Позже, уже после допроса, и вообще после этого всего… стоя у окна и разглядывая битый цветочный горшок на полу, он вспоминал, как доставили к нему партию нарушителей: в коридоре послышался шум, а потом в маленьком кабинете сразу стало тесно, и его самого прижали к подоконнику. Они толкались, шумели, ругались и во всем обвиняли друг друга. “Как в Общем районе!” — подумал Феликс. Он пробился к своему столу, сел и начал обычный нудный допрос. Подследственные, как им и полагалось в таких случаях, все отрицали, а что не удавалось отрицать, валили друг на друга. Перед следователем лежала пачка личных дел, в целях экономии времени они сами отыскивали свои бумаги. Перед тем как начать допрос, Феликс распорядился поместить тело рецидивиста в мусорник, и его уже увезли. В кабинете находилась также и тощая старуха, мать погибшего. На старуху неодобрительно поглядывали, но не трогали.
— Что ж вы, мамаша, сына не уберегли? — обратился к ней с сухим вопросом Феликс.
Старуха хотела что-то ответить, но задохнулась и закашлялась.— Ну-ну, мамаша! — снисходительно и вместе с тем брезгливо выдавил из себя Феликс. И крикнул неизвестно кому: — Уберите мамашу!
Двое из подследственных тут же подхватили старуху под руки и поволокли в коридор, выказав радостную исполнительность. “Заискивают”, — подумал Феликс. Когда старуху волокли мимо его стола к выходу, она собралась с силами и неожиданно плюнула следователю в лицо. Тут бы ее и растерзали за публичное попрание нравственности, но Феликс остановил порыв подобострастия, с грустью отметив про себя: “Вот они, корни, и вот они, эти бабы!” Никогда не понимали “эти бабы” своего счастья! Все им мало! И начал допрос с тех двоих, которые первыми бросились к старухе.

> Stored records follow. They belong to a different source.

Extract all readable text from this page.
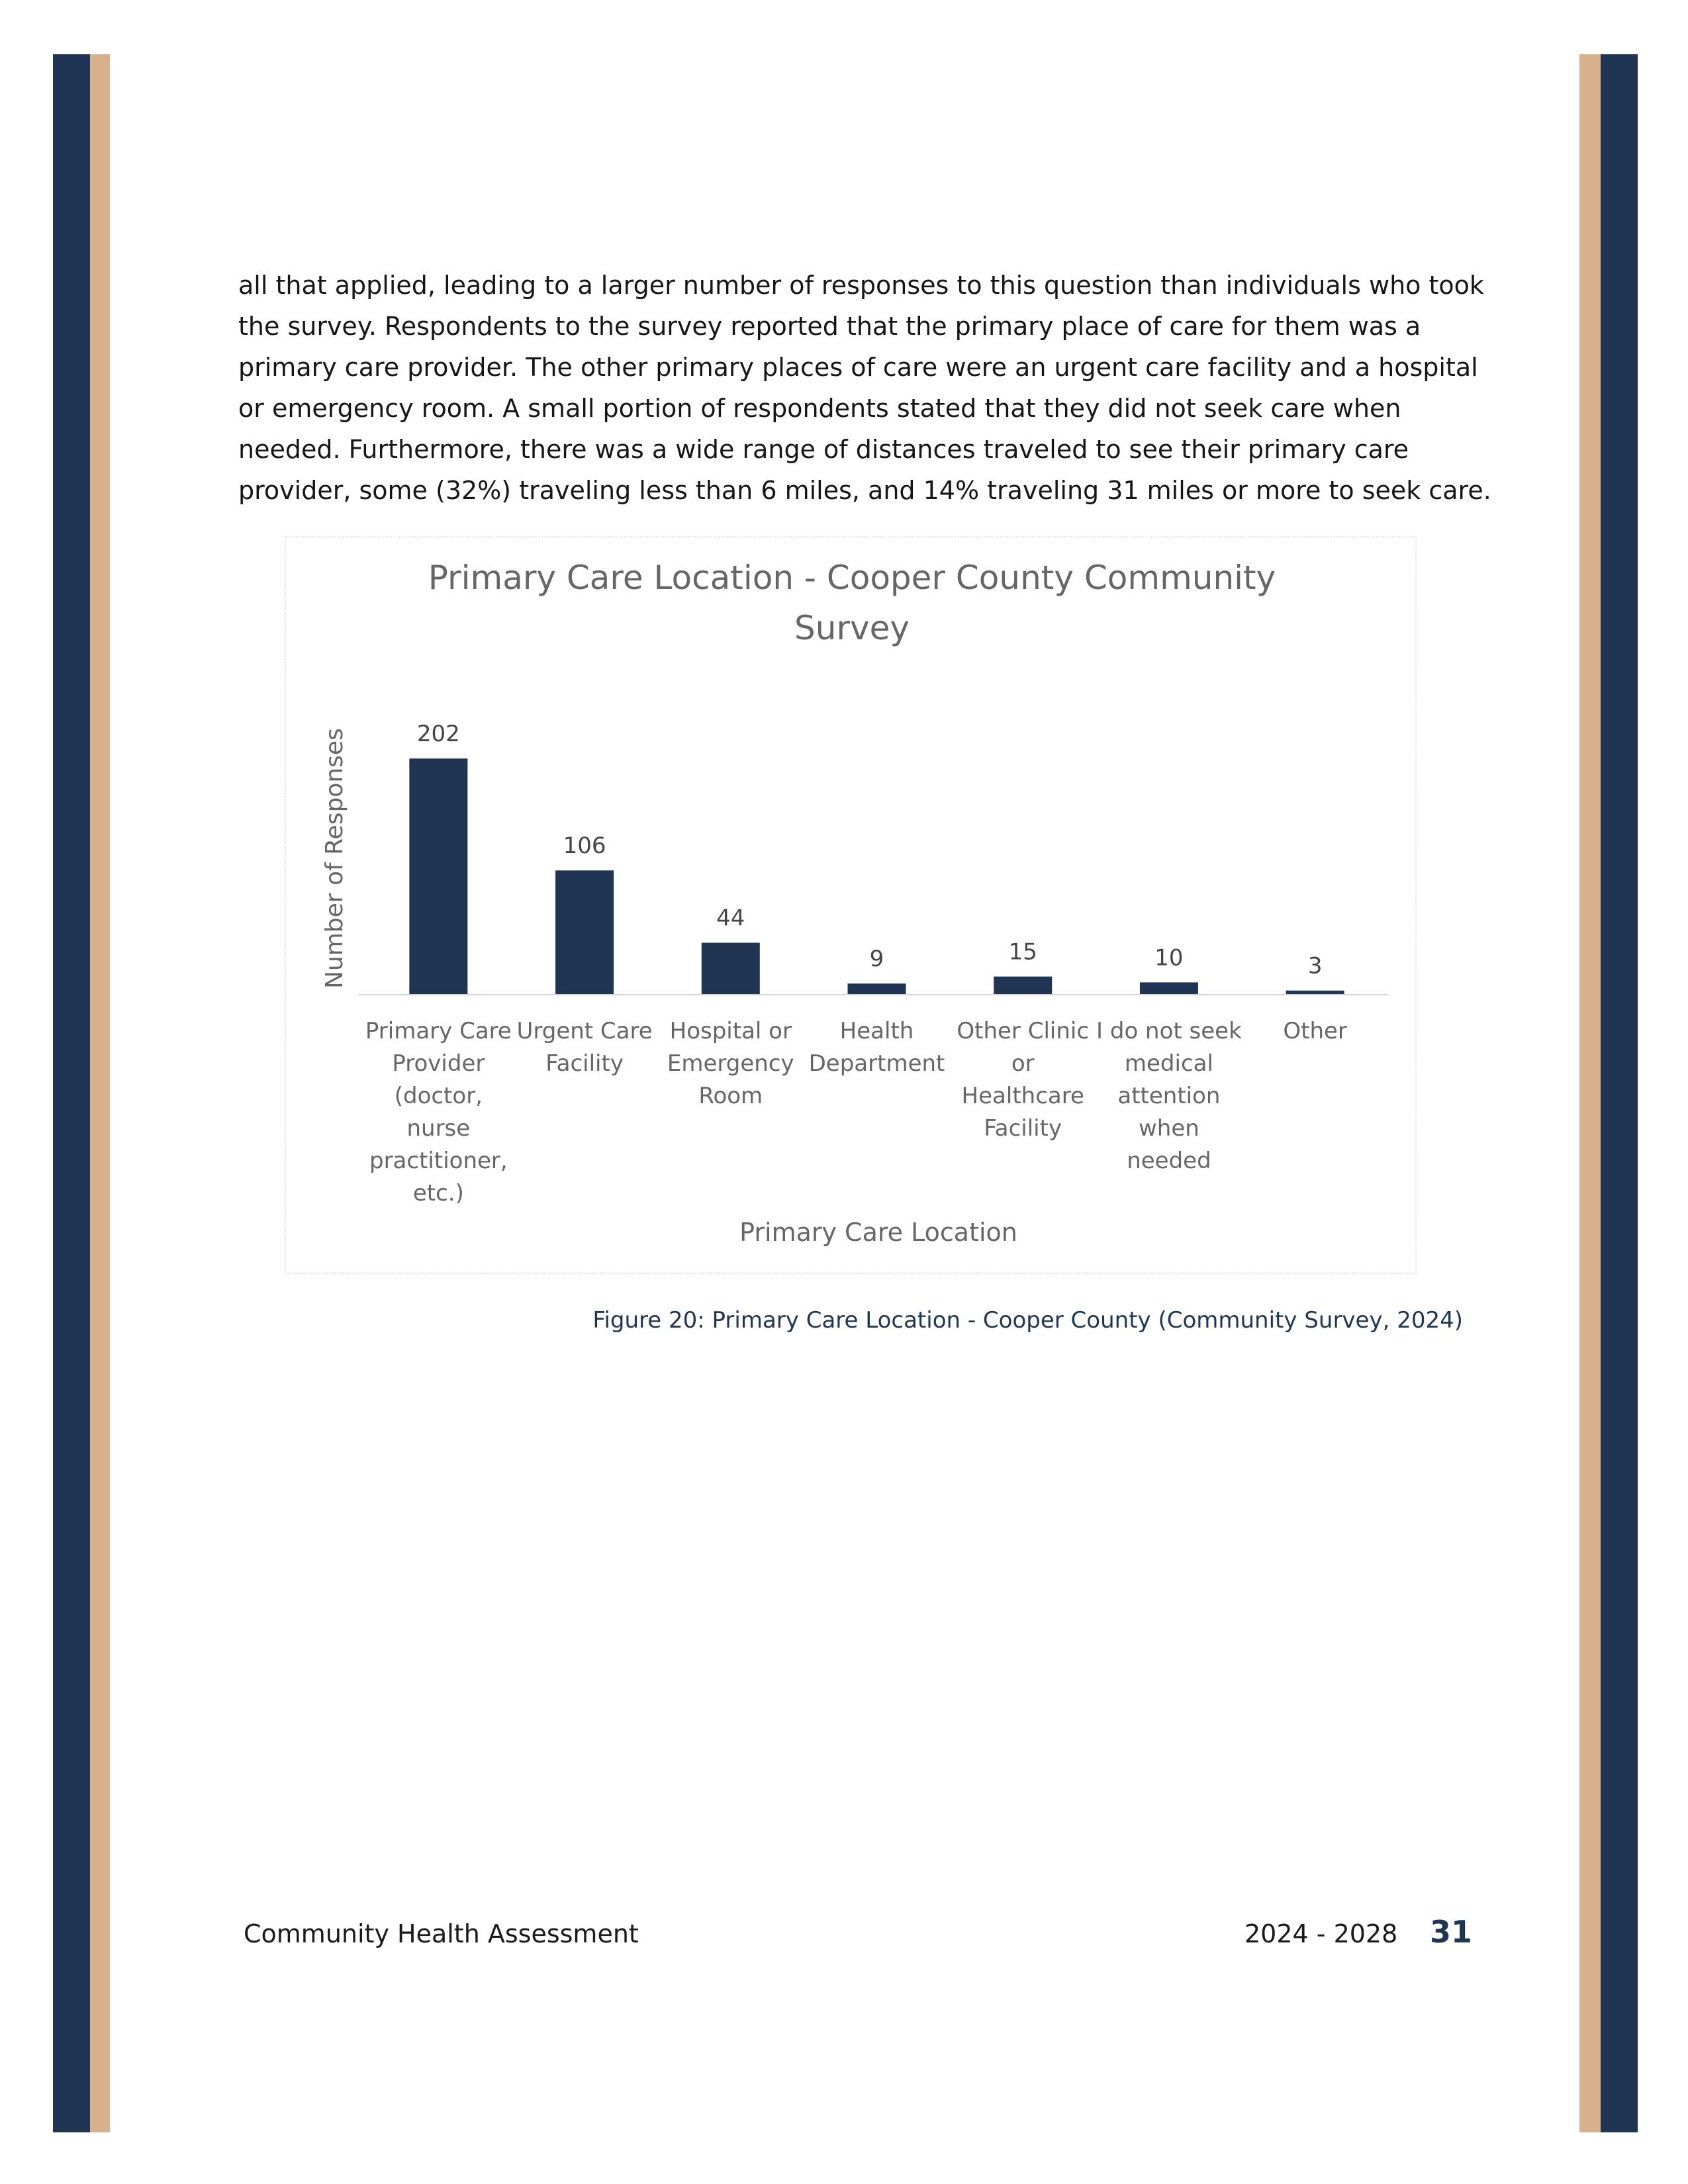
all that applied, leading to a larger number of responses to this question than individuals who took the survey. Respondents to the survey reported that the primary place of care for them was a primary care provider. The other primary places of care were an urgent care facility and a hospital or emergency room. A small portion of respondents stated that they did not seek care when needed. Furthermore, there was a wide range of distances traveled to see their primary care provider, some (32%) traveling less than 6 miles, and 14% traveling 31 miles or more to seek care.

Primary Care Location - Cooper County Community Survey
Number of Responses	202
Primary Care
Provider
(doctor,
nurse
practitioner,
etc.)
106
Urgent Care
Facility
44
Hospital or
Emergency
Room
9
Health
Department
15
Other Clinic
or
Healthcare
Facility
10
I do not seek
medical
attention
when
needed
3
Other
Primary Care Location
Figure 20: Primary Care Location - Cooper County (Community Survey, 2024)
Community Health Assessment	2024 - 2028 31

Сказывалась предыдущая бессонная ночь. Феликс вел допрос вяло, неостроумно, задавал односложные вопросы, делал длинные паузы, чтобы собраться с мыслями. Ни эти двое, ни остальные, собравшиеся в кабинете, на роль зачинщиков мордобоя не подходили. Более того, ничем не могли помочь следствию: в суматохе не разглядели. Кстати, с этих двоих все-таки пришлось взять подписку, чему они и подчинились, разнюнившись и попытавшись вызвать у следователя жалость. Оставалось прочитать нотации и всех распустить. Приблизительно треть из них, как показывает практика, вскоре встретятся с Патом. Старуха же успеет познакомиться с ним еще сегодня, так как на баб вся эта возня с подпиской не распространялась.

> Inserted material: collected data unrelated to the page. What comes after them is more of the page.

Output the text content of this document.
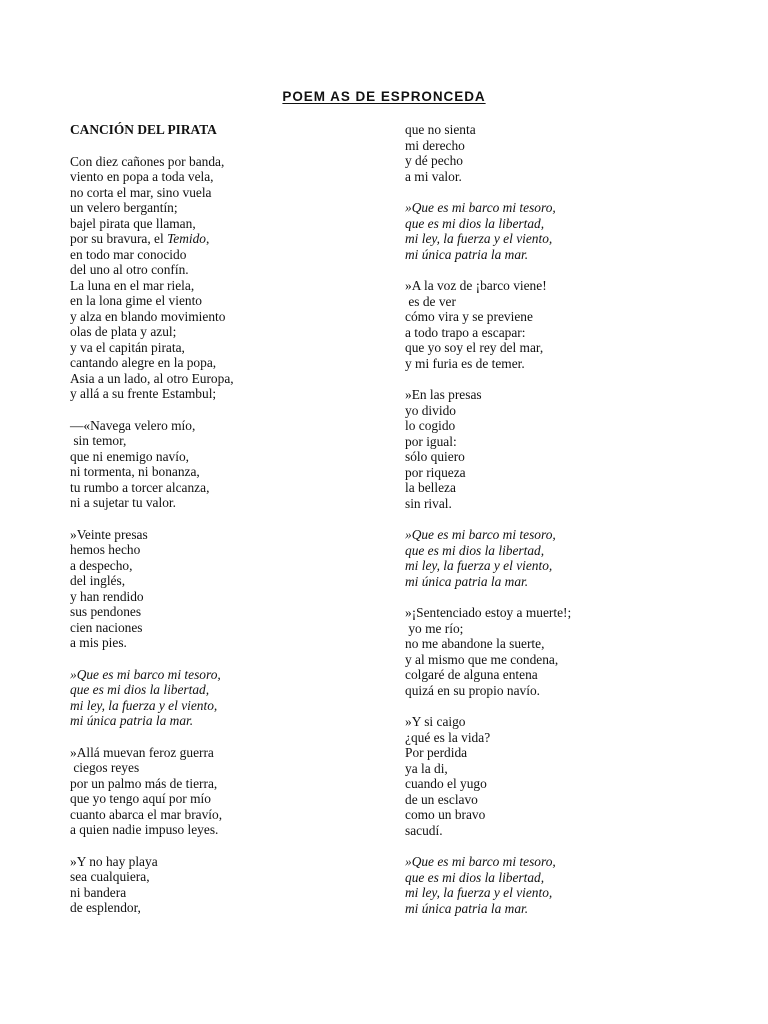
POEM AS DE ESPRONCEDA
CANCIÓN DEL PIRATA
Con diez cañones por banda,
viento en popa a toda vela,
no corta el mar, sino vuela
un velero bergantín;
bajel pirata que llaman,
por su bravura, el Temido,
en todo mar conocido
del uno al otro confín.
La luna en el mar riela,
en la lona gime el viento
y alza en blando movimiento
olas de plata y azul;
y va el capitán pirata,
cantando alegre en la popa,
Asia a un lado, al otro Europa,
y allá a su frente Estambul;
—«Navega velero mío,
sin temor,
que ni enemigo navío,
ni tormenta, ni bonanza,
tu rumbo a torcer alcanza,
ni a sujetar tu valor.
»Veinte presas
hemos hecho
a despecho,
del inglés,
y han rendido
sus pendones
cien naciones
a mis pies.
»Que es mi barco mi tesoro,
que es mi dios la libertad,
mi ley, la fuerza y el viento,
mi única patria la mar.
»Allá muevan feroz guerra
ciegos reyes
por un palmo más de tierra,
que yo tengo aquí por mío
cuanto abarca el mar bravío,
a quien nadie impuso leyes.
»Y no hay playa
sea cualquiera,
ni bandera
de esplendor,
que no sienta
mi derecho
y dé pecho
a mi valor.
»Que es mi barco mi tesoro,
que es mi dios la libertad,
mi ley, la fuerza y el viento,
mi única patria la mar.
»A la voz de ¡barco viene!
es de ver
cómo vira y se previene
a todo trapo a escapar:
que yo soy el rey del mar,
y mi furia es de temer.
»En las presas
yo divido
lo cogido
por igual:
sólo quiero
por riqueza
la belleza
sin rival.
»Que es mi barco mi tesoro,
que es mi dios la libertad,
mi ley, la fuerza y el viento,
mi única patria la mar.
»¡Sentenciado estoy a muerte!;
yo me río;
no me abandone la suerte,
y al mismo que me condena,
colgaré de alguna entena
quizá en su propio navío.
»Y si caigo
¿qué es la vida?
Por perdida
ya la di,
cuando el yugo
de un esclavo
como un bravo
sacudí.
»Que es mi barco mi tesoro,
que es mi dios la libertad,
mi ley, la fuerza y el viento,
mi única patria la mar.
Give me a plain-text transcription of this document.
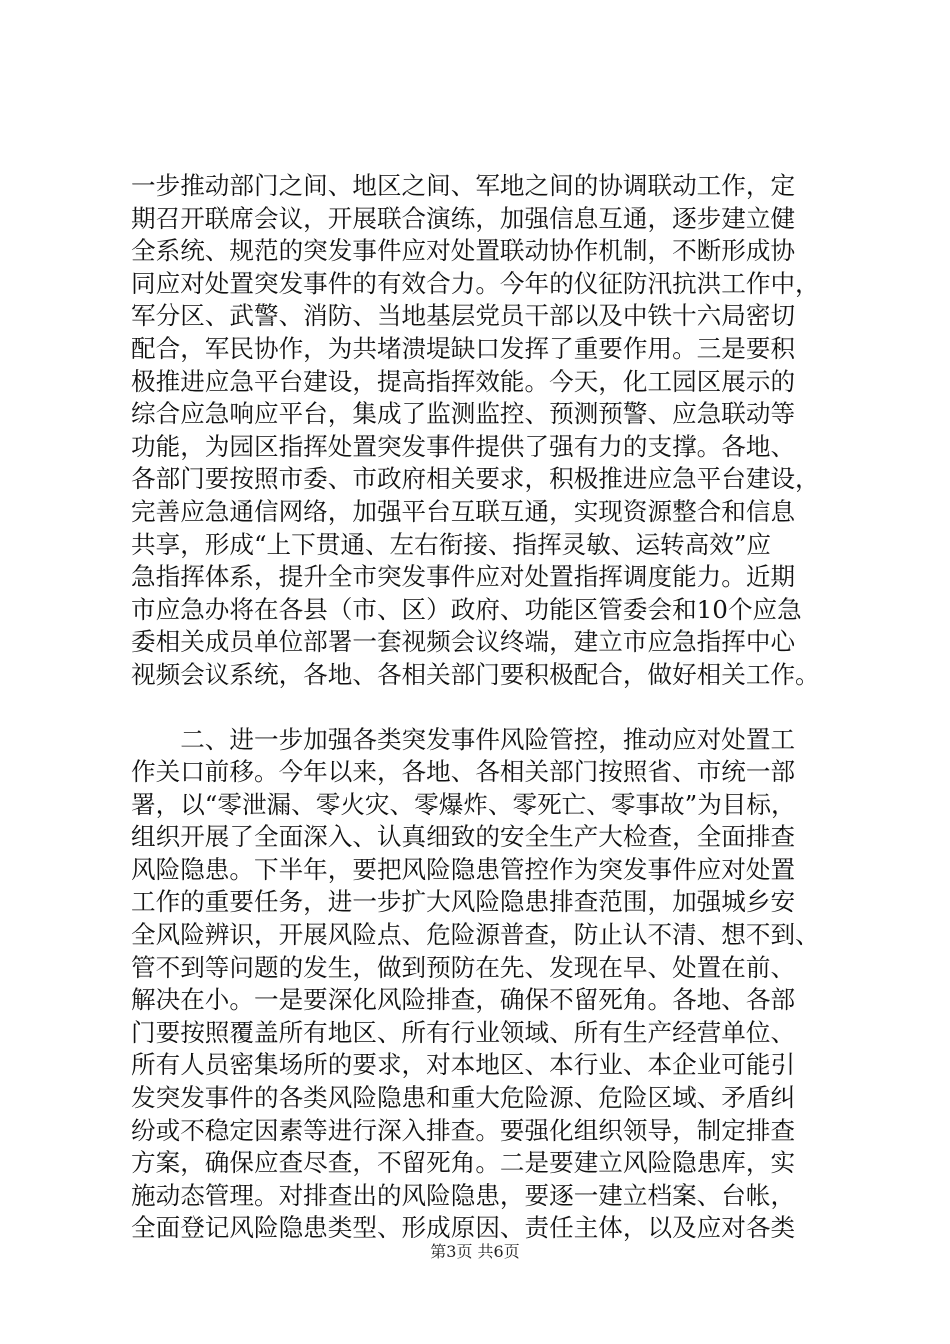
一步推动部门之间、地区之间、军地之间的协调联动工作，定
期召开联席会议，开展联合演练，加强信息互通，逐步建立健
全系统、规范的突发事件应对处置联动协作机制，不断形成协
同应对处置突发事件的有效合力。今年的仪征防汛抗洪工作中，
军分区、武警、消防、当地基层党员干部以及中铁十六局密切
配合，军民协作，为共堵溃堤缺口发挥了重要作用。三是要积
极推进应急平台建设，提高指挥效能。今天，化工园区展示的
综合应急响应平台，集成了监测监控、预测预警、应急联动等
功能，为园区指挥处置突发事件提供了强有力的支撑。各地、
各部门要按照市委、市政府相关要求，积极推进应急平台建设，
完善应急通信网络，加强平台互联互通，实现资源整合和信息
共享，形成“上下贯通、左右衔接、指挥灵敏、运转高效”应
急指挥体系，提升全市突发事件应对处置指挥调度能力。近期
市应急办将在各县（市、区）政府、功能区管委会和10个应急
委相关成员单位部署一套视频会议终端，建立市应急指挥中心
视频会议系统，各地、各相关部门要积极配合，做好相关工作。
　　二、进一步加强各类突发事件风险管控，推动应对处置工
作关口前移。今年以来，各地、各相关部门按照省、市统一部
署，以“零泄漏、零火灾、零爆炸、零死亡、零事故”为目标，
组织开展了全面深入、认真细致的安全生产大检查，全面排查
风险隐患。下半年，要把风险隐患管控作为突发事件应对处置
工作的重要任务，进一步扩大风险隐患排查范围，加强城乡安
全风险辨识，开展风险点、危险源普查，防止认不清、想不到、
管不到等问题的发生，做到预防在先、发现在早、处置在前、
解决在小。一是要深化风险排查，确保不留死角。各地、各部
门要按照覆盖所有地区、所有行业领域、所有生产经营单位、
所有人员密集场所的要求，对本地区、本行业、本企业可能引
发突发事件的各类风险隐患和重大危险源、危险区域、矛盾纠
纷或不稳定因素等进行深入排查。要强化组织领导，制定排查
方案，确保应查尽查，不留死角。二是要建立风险隐患库，实
施动态管理。对排查出的风险隐患，要逐一建立档案、台帐，
全面登记风险隐患类型、形成原因、责任主体，以及应对各类
第3页 共6页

Итак, зачинщика убийства среди задержанных не было. После того как все формальности были закончены, а нотации прочитаны, Феликс отпустил их, и они ушли, нарочно для храбрости громко топая по коридору ногами. Хлипкий народишко! Даже самые убежденные из них, самые сильные, самые самцы… перед лицом закона походили на нашкодивших подростков.

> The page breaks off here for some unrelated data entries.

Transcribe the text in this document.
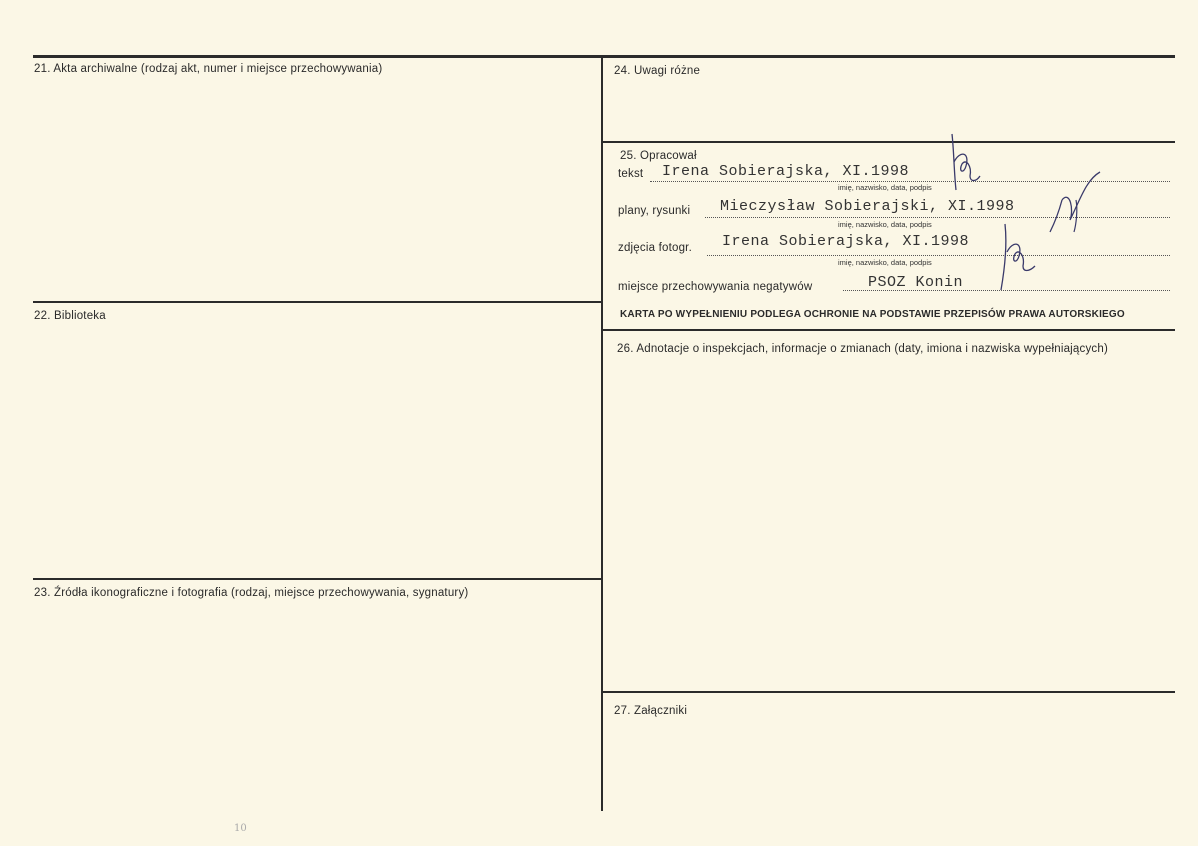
21. Akta archiwalne (rodzaj akt, numer i miejsce przechowywania)
22. Biblioteka
23. Źródła ikonograficzne i fotografia (rodzaj, miejsce przechowywania, sygnatury)
24. Uwagi różne
25. Opracował
26. Adnotacje o inspekcjach, informacje o zmianach (daty, imiona i nazwiska wypełniających)
27. Załączniki
tekst Irena Sobierajska, XI.1998
imię, nazwisko, data, podpis
plany, rysunki Mieczysław Sobierajski, XI.1998
imię, nazwisko, data, podpis
zdjęcia fotogr. Irena Sobierajska, XI.1998
imię, nazwisko, data, podpis
miejsce przechowywania negatywów	PSOZ Konin
KARTA PO WYPEŁNIENIU PODLEGA OCHRONIE NA PODSTAWIE PRZEPISÓW PRAWA AUTORSKIEGO
10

Лицо закона… Феликс снова обернулся к портрету: лицо Основного закона по-прежнему выразительно молчало — снисходительно, скорбно, сочувственно и нежно… Конечно же, не самого закона это было лицо, а только фотографически точное, в мельчайших подробностях воспроизведенное кем-то из художников района толстое лицо покойника Швободы, бывшего президента. В голове у Феликса запрыгали звонкие пустые слова, заученные им еще со школьной скамьи: вековечная мечта человечества и всенародные чаяния сбылись — крайняя социализация личности, последовавшая за развитием технического прогресса, потребовала коренных изменений условий ее существования. Что стало возможным лишь после того, как группа социологов в главе с ученым, известным в истории под nick-ом “Щегол”, вместо бесполезных призывов к дальнейшему объединению индивидуумов положила начало их окончательному размежеванию. Первую группу сменила вторая — пришли те, кто новую идею осуществил на практике: страна была разделена на районы, каждый со своей, свойственной только ему, структурой власти и своими законами. В кратком изложении учебника истории изменения, происшедшие в стране на три красных числа, занимали одну главу, но какой кровью, можно себе представить, обошелся оборот самых известных лозунгов прошлого — хотя бы того, который превратился ныне в “Пролетарии всех стран, разъединяйтесь!”.
Дрожащие руки, трясущиеся губы… В самом деле, никчемный народишко, издержки производства. Брак. Феликс вдруг очень красочно представил себе процесс производства настоящей личности: первый период… второй период… третий… В конце пятого периода долгожданное рождение: роженица, головка ребенка, руки хирурга… Хирург накладывает на головку руки. Счастливая мать, одна из тех, кому сократили период беременность, ее глаза… Феликс видел это на практике в больнице. Когда все изменения личности, обычно происходящие в результате физиологического роста, произошли, наступает торжественное число. Кодекс.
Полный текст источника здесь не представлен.